Hum indeed! Would be nice to have a simpler way than having to create a learner to then extract the interesting part of the model, the encoder.
I modified my code to use a different DataBunch that has a .c property. Because TextLMDataBunch doesn’t have one. So for anyone interested I used:
textList = TextList.from_df(pictures, cols='NameDefault', path=path, vocab=vocab)
data_text = textList.random_split_by_pct(.2).label_from_df(cols='Passed').databunch(bs=bs, num_workers=0) # used num_workers=0 because in windows, multiprocessing in jupyter is causing problems...
Also for this to train at all, I had to use RNNTrainer with my learner… Be advised that I don’t realy understand what RNNTrainer does… But the normal RNNTrainer used in RNNLearner seemed to create problem in the loss calculation methods with my custom model… So for now I created a really simple replacement just to see if I could get this thing to train at all…
class RNNTrainerSimple(LearnerCallback):
"`Callback` that regroups lr adjustment to seq_len, AR and TAR."

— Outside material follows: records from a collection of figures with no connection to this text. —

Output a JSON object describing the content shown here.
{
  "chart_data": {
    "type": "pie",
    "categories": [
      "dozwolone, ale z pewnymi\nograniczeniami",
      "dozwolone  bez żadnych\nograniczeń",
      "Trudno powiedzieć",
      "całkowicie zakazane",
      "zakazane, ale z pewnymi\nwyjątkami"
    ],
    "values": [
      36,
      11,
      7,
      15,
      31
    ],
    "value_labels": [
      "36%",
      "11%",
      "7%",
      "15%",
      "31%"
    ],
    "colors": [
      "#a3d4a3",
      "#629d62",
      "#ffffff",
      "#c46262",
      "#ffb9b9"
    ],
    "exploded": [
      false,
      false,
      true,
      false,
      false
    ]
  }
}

def __init__(self, learn:Learner, alpha:float=0., beta:float=0.):
super().__init__(learn)
self.not_min += ['raw_out', 'out']
self.alpha,self.beta = alpha,beta
def on_epoch_begin(self, **kwargs):
"Reset the hidden state of the model."
self.learn.model.reset()
Then I had to make a custom Learner class to use this RNNTrainerSimple class:
class ImageTabularTextLearner(Learner):
def __init__(self, data:DataBunch, model:nn.Module, split_func:OptSplitFunc=None, clip:float=None,
alpha:float=2., beta:float=1., metrics=None, **learn_kwargs):
super().__init__(data, model, **learn_kwargs)
self.callbacks.append(RNNTrainerSimple(self, alpha=alpha, beta=beta))
Also I had to add a reset method in ImageTabularModel.
def reset(self):
for c in self.children():
if hasattr(c, 'reset'): c.reset()
This is training so far, the loss hasn’t been NaN yet…
Now my code is in dire need of a refactoring. I also need to work on a way to handle freeze/unfreeze, group layers to handle discriminative learning rates etc.